Refresh your ESG strategy:

Current issues like climate change, culture, diversity and inclusion, and transparency will be as important as ever after COVID-19. Some issues may be elevated in greater importance in the aftermath of COVID-19, such as flexible working arrangements, community partnerships, innovation and enhanced health benefits. When time and resources allow, it will be important to revisit how COVID-19 may have affected or shifted the priorities and needs of your stakeholders and assess the implications this may have for your business and the ESG issues, actions and initiatives you prioritize.

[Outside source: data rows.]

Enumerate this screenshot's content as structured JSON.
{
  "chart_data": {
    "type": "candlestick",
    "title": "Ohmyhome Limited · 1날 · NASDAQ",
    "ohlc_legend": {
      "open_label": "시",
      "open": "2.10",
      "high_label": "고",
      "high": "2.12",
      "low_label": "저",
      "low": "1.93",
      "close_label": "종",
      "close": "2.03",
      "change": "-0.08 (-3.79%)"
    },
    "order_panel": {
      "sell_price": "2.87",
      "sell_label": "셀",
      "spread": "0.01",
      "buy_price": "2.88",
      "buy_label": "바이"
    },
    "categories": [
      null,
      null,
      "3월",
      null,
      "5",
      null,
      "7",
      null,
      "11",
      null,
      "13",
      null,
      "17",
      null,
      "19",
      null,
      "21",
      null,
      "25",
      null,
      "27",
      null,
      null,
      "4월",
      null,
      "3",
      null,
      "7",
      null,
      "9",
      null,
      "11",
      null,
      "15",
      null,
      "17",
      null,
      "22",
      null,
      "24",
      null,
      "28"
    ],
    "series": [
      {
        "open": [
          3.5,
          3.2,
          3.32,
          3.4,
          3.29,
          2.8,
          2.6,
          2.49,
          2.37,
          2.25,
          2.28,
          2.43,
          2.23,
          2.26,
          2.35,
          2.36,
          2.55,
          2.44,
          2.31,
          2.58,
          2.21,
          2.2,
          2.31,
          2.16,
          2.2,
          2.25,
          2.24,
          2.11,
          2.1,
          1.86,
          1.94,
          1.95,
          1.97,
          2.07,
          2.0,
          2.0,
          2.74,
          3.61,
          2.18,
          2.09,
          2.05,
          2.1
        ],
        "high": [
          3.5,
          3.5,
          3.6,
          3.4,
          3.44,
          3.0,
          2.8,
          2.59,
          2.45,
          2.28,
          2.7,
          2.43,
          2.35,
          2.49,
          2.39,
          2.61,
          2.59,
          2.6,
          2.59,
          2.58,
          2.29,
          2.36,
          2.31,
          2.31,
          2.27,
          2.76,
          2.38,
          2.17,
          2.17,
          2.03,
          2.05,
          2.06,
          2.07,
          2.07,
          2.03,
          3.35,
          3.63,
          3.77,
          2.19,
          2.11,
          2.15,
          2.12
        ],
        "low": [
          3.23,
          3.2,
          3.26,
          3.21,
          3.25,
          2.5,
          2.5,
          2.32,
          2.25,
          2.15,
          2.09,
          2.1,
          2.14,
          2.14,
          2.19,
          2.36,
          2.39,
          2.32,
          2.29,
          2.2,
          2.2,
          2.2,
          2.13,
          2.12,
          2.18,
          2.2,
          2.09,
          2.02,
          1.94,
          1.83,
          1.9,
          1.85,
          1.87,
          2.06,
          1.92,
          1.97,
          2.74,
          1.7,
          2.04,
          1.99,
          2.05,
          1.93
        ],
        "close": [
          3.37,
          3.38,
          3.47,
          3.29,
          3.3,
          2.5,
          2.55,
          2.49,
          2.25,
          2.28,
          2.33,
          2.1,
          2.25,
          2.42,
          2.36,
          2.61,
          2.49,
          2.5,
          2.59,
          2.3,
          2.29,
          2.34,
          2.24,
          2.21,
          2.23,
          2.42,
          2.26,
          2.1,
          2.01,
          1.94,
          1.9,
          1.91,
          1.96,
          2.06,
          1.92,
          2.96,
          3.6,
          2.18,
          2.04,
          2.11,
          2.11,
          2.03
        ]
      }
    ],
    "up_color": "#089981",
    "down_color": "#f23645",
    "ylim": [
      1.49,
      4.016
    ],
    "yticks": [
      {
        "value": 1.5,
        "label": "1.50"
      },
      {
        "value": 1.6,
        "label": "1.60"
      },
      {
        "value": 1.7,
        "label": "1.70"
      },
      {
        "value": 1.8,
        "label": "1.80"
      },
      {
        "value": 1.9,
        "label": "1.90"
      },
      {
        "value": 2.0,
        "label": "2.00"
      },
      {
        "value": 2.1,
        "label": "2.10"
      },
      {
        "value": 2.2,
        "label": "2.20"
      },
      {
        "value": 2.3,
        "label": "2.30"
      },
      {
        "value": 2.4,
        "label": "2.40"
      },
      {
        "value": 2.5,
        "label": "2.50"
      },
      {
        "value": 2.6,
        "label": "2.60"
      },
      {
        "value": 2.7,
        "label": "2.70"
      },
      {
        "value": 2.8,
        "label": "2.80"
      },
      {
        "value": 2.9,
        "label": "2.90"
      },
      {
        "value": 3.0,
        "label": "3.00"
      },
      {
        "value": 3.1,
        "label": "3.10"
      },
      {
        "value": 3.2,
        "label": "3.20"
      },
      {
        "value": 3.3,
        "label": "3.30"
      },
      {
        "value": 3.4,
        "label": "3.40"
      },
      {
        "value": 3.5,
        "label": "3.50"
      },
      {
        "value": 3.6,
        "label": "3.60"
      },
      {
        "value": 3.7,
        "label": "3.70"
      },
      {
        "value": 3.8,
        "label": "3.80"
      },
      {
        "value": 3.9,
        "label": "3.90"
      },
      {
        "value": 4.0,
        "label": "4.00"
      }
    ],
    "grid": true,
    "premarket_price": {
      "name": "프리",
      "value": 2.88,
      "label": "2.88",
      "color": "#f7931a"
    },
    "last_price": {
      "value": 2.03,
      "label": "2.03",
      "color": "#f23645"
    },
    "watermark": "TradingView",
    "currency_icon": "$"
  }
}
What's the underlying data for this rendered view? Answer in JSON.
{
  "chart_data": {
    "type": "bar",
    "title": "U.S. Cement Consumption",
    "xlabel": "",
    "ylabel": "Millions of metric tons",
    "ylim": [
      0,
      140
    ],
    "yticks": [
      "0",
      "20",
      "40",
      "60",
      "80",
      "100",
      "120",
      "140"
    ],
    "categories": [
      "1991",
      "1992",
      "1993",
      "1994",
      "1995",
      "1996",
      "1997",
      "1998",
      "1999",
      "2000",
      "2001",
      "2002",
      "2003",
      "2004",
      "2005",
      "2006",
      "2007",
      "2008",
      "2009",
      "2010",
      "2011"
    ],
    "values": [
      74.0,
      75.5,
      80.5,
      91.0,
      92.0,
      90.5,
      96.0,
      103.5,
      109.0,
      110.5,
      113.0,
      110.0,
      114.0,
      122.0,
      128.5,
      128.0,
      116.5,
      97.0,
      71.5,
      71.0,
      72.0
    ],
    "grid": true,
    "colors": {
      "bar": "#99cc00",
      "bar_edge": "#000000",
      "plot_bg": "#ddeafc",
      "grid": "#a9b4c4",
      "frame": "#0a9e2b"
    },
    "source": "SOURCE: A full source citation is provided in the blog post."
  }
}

Crises also provide unfortunate yet valuable learning opportunities by helping us understand the factors that contribute to resiliency. Similarly, we will likely learn a lot more from companies that emerge intact and resilient to this crisis and the role that strong ESG and sustainability programs played in their resiliency and recovery as well as new opportunities that emerge as a result of the pandemic. Early observations are showing that a solid ESG foundation can help companies navigate, manage and recover from this crisis.

Summary

As organizations face extreme circumstances and need to make immediate decisions, the present is, understandably, often prioritized over the future. When possible, it is important to balance responding to the crisis in the short term with maintaining resiliency to other risks facing business and society in the long term. Sustainability and ESG actions can help navigate the crisis while building resiliency and long term value creation.